Quantitative and qualitative analysis of the antifungal activity of allicin alone and in combination with antifungal drugs

Abstract

The antifungal activity of allicin and its synergistic effects with the antifungal agents flucytosine and amphotericin B (AmB) were investigated in Candida albicans (C. albicans). C. albicans was treated with different conditions of compounds alone and in combination (allicin, AmB, flucytosine, allicin + AmB, allicin + flucytosine, allicin + AmB + flucytosine). After a 24-hour treatment, cells were examined by scanning electron microscopy (SEM) and atomic force microscopy (AFM) to measure morphological and biophysical properties associated with cell death. The clearing assay was conducted to confirm the effects of allicin. The viability of C. albicans treated by allicin alone or with one antifungal drug (AmB, flucytosine) in addition was more than 40% after a 24-hr treatment, but the viability of groups treated with combinations of more than two drugs was less than 32%. When the cells were treated with allicin alone or one type of drug, the morphology of the cells did not change noticeably, but when cells were treated with combinations of drugs, there were noticeable morphological changes. In particular, cells treated with allicin + AmB had significant membrane damage (burst or collapsed membranes). Classification of cells according to their cell death phase (CDP) allowed us to determine the relationship between cell viability and treatment conditions in detail. The adhesive force was decreased by the treatment in all groups compare to the control. Cells treated with AmB + allicin had a greater adhesive force than cells treated with AmB alone because of the secretion of molecules due to collapsed membranes. All cells treated with allicin or drugs were softer than the control cells. These results suggest that allicin can reduce MIC of AmB while keeping the same efficacy.

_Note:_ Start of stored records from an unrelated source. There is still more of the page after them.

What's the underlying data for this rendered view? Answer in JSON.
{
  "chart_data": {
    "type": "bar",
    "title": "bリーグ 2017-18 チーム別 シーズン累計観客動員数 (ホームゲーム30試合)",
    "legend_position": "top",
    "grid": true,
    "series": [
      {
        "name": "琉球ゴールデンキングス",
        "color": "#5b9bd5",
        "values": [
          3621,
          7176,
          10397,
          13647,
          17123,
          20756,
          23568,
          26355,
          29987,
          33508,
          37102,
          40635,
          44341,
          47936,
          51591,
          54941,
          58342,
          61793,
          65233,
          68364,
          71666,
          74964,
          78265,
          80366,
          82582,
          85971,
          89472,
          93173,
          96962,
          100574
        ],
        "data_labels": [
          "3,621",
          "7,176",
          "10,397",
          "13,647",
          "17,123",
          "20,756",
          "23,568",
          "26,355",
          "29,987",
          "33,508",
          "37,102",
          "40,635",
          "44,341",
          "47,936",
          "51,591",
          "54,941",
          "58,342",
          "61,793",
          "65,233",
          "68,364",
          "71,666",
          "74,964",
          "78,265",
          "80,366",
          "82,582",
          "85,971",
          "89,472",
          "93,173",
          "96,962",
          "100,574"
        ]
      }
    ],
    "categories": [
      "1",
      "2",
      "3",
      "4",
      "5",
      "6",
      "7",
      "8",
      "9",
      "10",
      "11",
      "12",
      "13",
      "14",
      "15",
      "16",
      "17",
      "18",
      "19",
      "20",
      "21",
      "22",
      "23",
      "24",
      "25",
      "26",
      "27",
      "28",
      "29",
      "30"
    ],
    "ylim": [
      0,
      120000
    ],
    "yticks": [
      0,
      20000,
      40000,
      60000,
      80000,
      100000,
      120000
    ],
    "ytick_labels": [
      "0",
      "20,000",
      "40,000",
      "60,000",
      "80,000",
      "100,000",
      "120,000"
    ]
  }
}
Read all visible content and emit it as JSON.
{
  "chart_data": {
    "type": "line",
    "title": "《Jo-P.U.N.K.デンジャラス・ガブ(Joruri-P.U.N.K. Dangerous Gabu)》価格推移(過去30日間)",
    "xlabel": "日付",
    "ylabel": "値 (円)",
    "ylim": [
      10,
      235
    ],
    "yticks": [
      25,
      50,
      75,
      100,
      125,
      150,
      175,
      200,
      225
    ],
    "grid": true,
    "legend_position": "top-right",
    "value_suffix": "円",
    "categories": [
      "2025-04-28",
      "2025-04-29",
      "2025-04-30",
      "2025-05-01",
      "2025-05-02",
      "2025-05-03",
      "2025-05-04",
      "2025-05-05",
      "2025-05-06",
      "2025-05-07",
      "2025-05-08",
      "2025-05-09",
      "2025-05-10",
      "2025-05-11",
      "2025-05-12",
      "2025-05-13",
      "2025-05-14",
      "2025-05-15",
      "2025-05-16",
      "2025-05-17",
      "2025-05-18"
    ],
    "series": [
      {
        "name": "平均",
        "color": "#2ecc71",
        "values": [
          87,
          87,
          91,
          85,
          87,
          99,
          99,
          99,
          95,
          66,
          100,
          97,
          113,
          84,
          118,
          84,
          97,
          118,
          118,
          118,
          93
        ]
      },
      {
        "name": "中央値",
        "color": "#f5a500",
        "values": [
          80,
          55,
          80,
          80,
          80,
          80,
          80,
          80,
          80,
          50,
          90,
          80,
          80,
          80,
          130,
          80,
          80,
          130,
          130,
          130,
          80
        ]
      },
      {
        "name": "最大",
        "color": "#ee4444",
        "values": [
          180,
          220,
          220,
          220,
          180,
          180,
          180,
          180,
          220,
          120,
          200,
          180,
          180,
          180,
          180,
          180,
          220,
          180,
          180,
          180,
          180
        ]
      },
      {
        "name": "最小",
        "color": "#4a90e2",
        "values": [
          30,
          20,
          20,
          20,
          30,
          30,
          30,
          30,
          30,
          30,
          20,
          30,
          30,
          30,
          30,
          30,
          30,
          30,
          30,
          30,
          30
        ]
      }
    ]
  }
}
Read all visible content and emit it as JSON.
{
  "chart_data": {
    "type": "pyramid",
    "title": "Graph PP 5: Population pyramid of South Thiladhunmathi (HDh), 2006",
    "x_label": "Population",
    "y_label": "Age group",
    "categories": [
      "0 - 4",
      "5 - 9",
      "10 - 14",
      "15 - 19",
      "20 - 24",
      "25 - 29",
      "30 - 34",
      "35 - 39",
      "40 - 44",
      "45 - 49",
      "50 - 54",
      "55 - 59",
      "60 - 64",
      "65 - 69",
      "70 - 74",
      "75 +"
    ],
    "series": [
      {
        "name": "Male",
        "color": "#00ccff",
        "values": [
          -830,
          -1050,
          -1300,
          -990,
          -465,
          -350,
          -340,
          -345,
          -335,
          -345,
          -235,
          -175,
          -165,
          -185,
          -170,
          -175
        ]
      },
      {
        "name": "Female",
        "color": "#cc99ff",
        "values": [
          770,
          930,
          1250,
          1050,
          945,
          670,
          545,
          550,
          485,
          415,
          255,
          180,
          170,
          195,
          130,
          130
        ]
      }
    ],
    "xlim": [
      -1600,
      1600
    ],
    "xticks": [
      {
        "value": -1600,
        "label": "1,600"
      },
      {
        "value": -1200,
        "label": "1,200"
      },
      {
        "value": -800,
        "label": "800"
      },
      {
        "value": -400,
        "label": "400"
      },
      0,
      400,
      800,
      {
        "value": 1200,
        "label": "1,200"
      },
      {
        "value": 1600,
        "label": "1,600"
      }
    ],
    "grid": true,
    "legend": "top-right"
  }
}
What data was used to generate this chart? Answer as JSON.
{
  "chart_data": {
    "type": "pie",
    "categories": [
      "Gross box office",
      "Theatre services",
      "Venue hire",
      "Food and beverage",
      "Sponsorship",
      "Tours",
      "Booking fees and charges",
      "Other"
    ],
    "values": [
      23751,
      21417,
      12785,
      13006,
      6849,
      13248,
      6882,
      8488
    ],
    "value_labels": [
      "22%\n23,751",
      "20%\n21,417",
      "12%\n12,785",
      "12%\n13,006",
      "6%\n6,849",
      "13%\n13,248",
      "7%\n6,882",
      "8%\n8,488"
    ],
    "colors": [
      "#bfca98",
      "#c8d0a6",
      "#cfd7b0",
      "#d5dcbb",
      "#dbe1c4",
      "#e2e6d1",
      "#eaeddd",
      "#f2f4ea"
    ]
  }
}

Figure 1. Cell viability of C. albicans treated with allicin and antifungal drugs.

(a) The viability of C. albicans as a function of allicin concentration. The concentration of allicin was increased from 0 (control) to 5 µg/mL. (b) Cell viability as a function of treatment conditions. C. albicans cells were treated with allicin alone, one kind of drug (AmB, flucytosine), and the combinations of AmB + allicin, flucytosine + allicin, and AmB + flucytosine + allicin.

Figure 2. SEM images of C. albicans treated with allicin or antifungal drugs for 24 hours.

(a) Control cells. The images shown in (b)–(g) are of cells treated with allicin alone, AmB, flucytosine, AmB + allicin, flucytosine + allicin, and AmB + flucytosine + allicin, respectively.

Figure 3. AFM images of C. albicans treated with allicin or antifungal drugs for 24 hours.

(a) Control cells. The images shown in (b) – (g) are of cells treated with allicin alone, AmB, flucytosine, AmB + allicin, flucytosine + allicin, and AmB + flucytosine + allicin, respectively. The arrows indicate significant morphological changes.

Figure 4. Clearing assays with AmB (a), flucytosine (b), allicin (c), AmB + allicin (d), flucytosine + allicin (e), and AmB + flucytosine + allicin (f).

Spot number 1 indicates the control sample. The spots numbered 2, 3, and 4 correspond to antifungal treatments with the concentrations of MIC₁₀×10⁻¹, MIC₁₀, and MIC₉₀, respectively.

Figure 5. Changes in the biophysical properties of C. albicans according to treatment condition.

(a) Changes in the adhesive force between the cells surface and the AFM tip and (b) changes in the stiffness of the cell membrane.